Em poucas palavras: Michael Schumacher foi o piloto que mais admirei em minha vida. Simples assim. Admirar é muito diferente de gostar: tem mais a ver com reconhecer, com respeitar, ou ainda com espantar-se. Quem me conhece sabe que nunca fui fã do alemão: nunca GOSTEI dele. Mas, vejam só, sempre o admirei.

O admirei a ponto de apostar em seu retorno às pistas. Cheguei a cravar – em 2010, em 2011 e 2012 – que seria ele o primeiro piloto a vencer com a nova Mercedes GP. Pensei, também, que ele bateria Rosberg com alguma consistência; pensei, ainda, que ele poderia disputar o caneco.

Nada disso se confirmou, é verdade; mas Schumacher nunca deixou de ser grande – um dos maiores de sempre.

Acho que Schumacher é o piloto que mais admirei em minha vida justamente por ter sido ele o corredor cuja carreira eu vivi mais intensamente: ainda que eu possa não lembrar de alguns GPs de 1991 ou 1992, posso afirmar que acompanhei todas as suas 308 participações em corridas na F1.

A verdadeira angústia que eu senti no domingo 29 (e que tem se estendido ao longo desses dias) foi algo muito diferente do que eu já havia experimentado: claro, a morte de Ayrton Senna foi um acontecimento terrível em minha vida, e a morte dos Mamonas menos de dois anos depois também me deixou dias perplexo. Eram meus ídolos de infância, afinal.

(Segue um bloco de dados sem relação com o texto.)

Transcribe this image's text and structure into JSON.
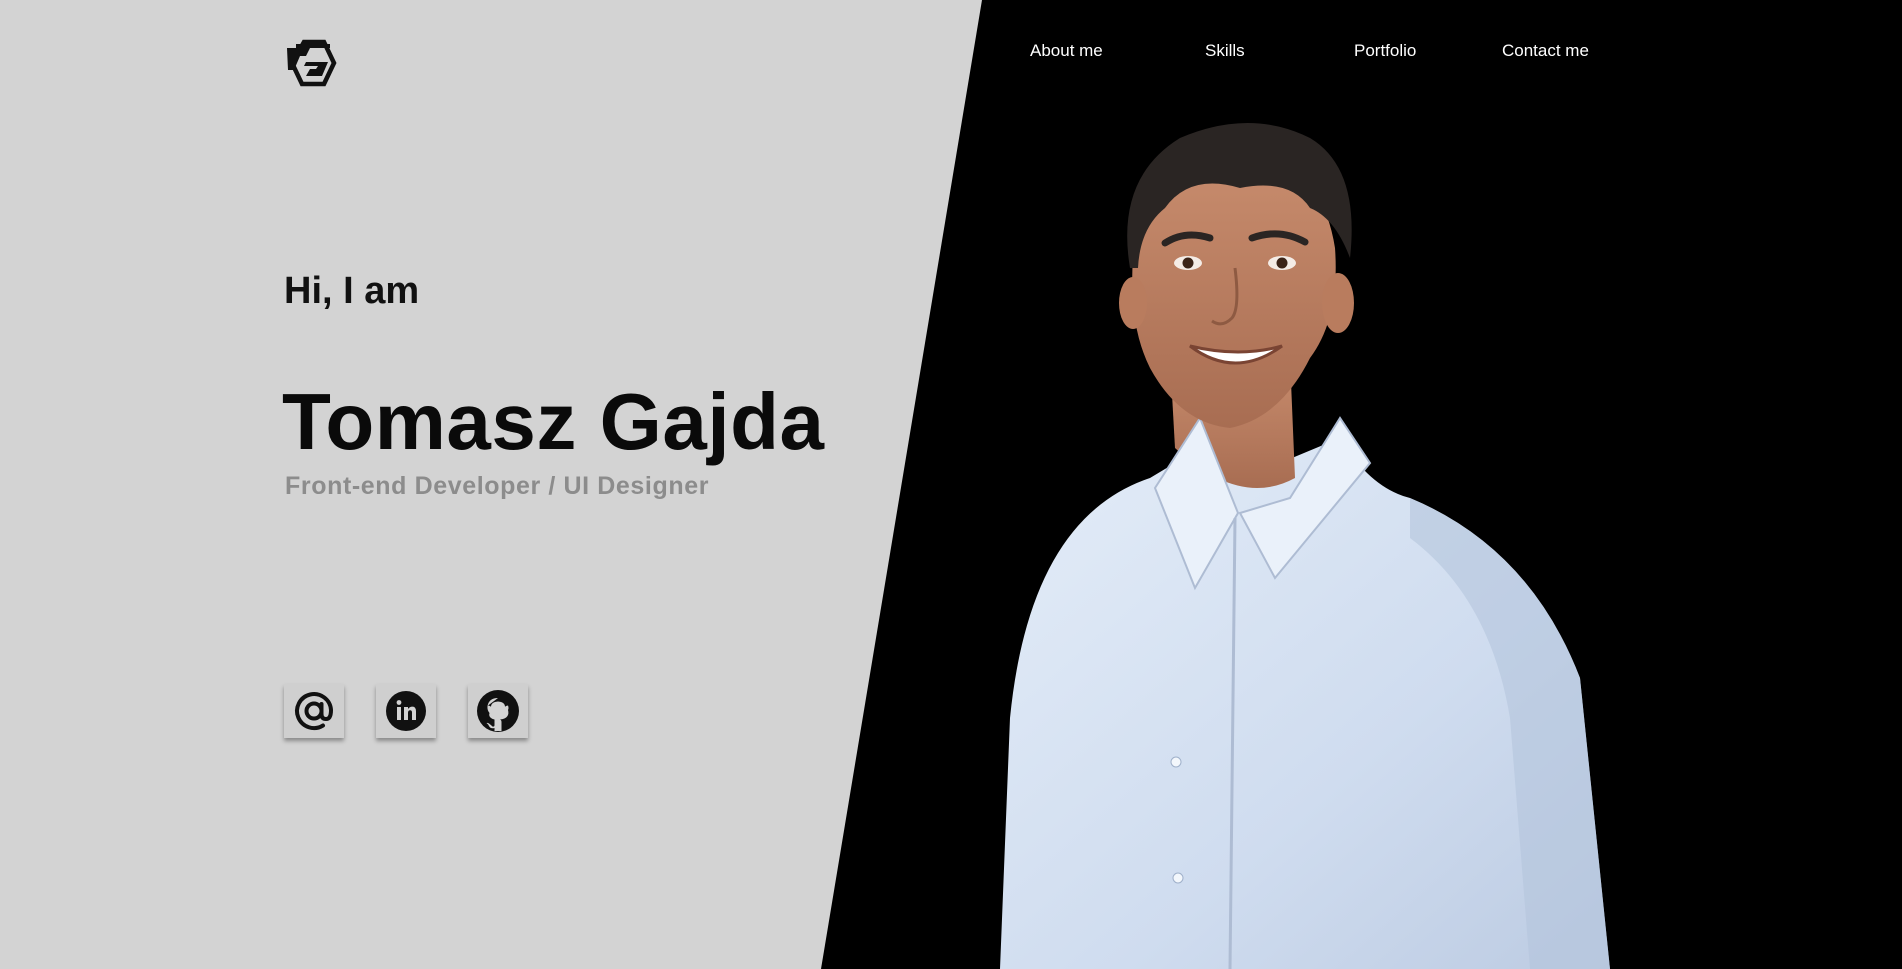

Eu ainda era um ser humano em formação, e não se tinha nem 10% dos acessos à informação que temos hoje.

Ao longo de minha vida, me lembro de ter ficado comovido com a passagem de vários famosos: Tim Maia, em 1998, Mário Covas, em 2001, João Paulo II, em 2005, e Mandela, outro dia, foram alguns deles. Cito esses 4 nomes não por algo em especial que teles tivessem (e tinham), mas sim para demonstrar como fui tocado pela existência das mais variadas personalidades.

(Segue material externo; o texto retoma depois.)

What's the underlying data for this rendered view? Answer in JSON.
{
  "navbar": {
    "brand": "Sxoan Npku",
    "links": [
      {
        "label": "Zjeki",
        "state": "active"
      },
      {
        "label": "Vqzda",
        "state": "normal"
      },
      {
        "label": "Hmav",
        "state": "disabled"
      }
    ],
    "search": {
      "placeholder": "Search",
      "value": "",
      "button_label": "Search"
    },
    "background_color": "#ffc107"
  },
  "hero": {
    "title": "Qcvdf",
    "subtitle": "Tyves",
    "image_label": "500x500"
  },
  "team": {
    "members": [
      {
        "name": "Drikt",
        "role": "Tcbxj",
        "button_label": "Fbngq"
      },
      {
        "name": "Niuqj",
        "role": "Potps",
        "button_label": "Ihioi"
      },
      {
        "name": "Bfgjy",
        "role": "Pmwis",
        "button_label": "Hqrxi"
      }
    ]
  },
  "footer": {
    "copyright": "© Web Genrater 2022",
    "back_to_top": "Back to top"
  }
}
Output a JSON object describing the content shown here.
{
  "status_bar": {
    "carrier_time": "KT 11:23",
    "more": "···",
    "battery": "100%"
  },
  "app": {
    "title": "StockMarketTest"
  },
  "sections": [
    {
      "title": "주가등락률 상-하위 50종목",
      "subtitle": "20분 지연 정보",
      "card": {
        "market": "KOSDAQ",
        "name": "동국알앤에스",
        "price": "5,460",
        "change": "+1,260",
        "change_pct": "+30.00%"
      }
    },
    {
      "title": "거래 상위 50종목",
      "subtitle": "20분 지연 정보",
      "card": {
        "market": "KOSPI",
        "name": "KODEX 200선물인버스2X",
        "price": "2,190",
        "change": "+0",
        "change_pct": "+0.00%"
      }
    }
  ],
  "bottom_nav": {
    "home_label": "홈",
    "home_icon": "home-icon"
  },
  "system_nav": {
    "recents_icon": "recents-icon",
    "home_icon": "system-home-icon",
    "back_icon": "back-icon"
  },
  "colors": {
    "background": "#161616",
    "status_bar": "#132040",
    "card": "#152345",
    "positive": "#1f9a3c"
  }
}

Puxando pela memória, talvez a última vez em que eu tenha ficado realmente chocado com a morte de alguém famoso foi no final de 2001: falecia George Harrison. Sempre fui fã dos Beatles, influenciado por meu pai, e naquele período em especial, 2000/2001, eu estava (re)descobrindo toda a magia da música dos 4 garotos de Liverpool. E Harrison sempre foi o personagem com o qual mais me identifiquei. Meses depois, sairia seu último disco, póstumo, e curti-o intensamente.

Não, Schumacher não está morto, e se Deus permitir recobrará a vida em suas mais perfeitas funções. Falo da sensação de perda.

Posso dizer que com Schumacher foi um sentimento realmente diferente. Muito graças à era tecnológica e a possibilidade de abrir o celular e já se inteirar das notícias (cheguei a aprender algumas palavras em alemão, de tanto acessar o www.rtl.de), em parte também por estar trabalhando no GPTotal, um ambiente democrático e imparcial diferente tudo que já vi em se tratando de jornalismo.

Entretanto, a principal razão foi a da admiração e respeito que tenho por esse piloto.

Muitos não sabem, mas minha primeira coluna – no antigo “Friends” – no GPTotal foi um pequeno artigo intitulado “Sou Testemunha de um mestre!”.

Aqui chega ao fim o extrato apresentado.